Doctor Nex tupfte die Lippen mit der weißen Leinenserviette ab, lehnte sich zurück und faltete die Hände, als wolle er beten. Seine Lara war mit einer Freundin im Kino um die Ecke, und er hatte die Gelegenheit genutzt, ein stilvolles Abendessen zu genießen. Die erdbeerblonde Schönheit würde ihm nicht entwischen, die Spätvorstellung ging mindestens bis halb zwölf.
Das Essen hier war exzellent.
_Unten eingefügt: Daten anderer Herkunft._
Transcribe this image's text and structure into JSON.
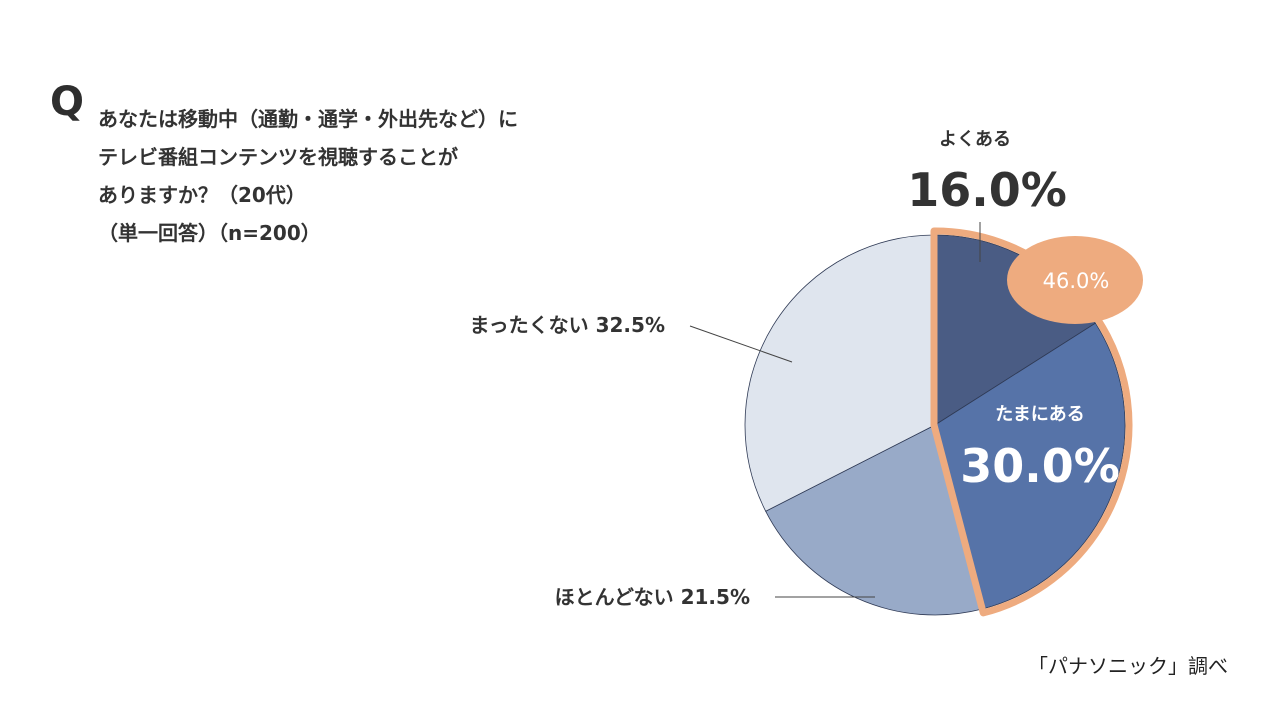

Teurer als anderswo, aber das war es wert. Er winkte dem Kellner und bestellte noch ein Glas von dem südafrikanischen Shiraz. Allmählich kroch ihm die Müdigkeit in den Körper, der Tag war lang und aufregend gewesen. Im Mund breitete sich der fruchtig-würzige
Geschmack des Rotweins aus, während er über die Aktivitäten des Samstags nachdachte.
Lara Birkenfeld war eine leichtsinnige Frau. Ihre Adresse stand im Telefonbuch, jeder konnte ihr Haus finden. Sie fuhr ein auffälliges Auto und achtete nicht auf eventuelle Verfolger. Irgendwann würde ihr das zum Verhängnis werden. Vielleicht schon bald. Der vorbeieilende Kellner erwiderte das Grinsen des Mannes am Tisch.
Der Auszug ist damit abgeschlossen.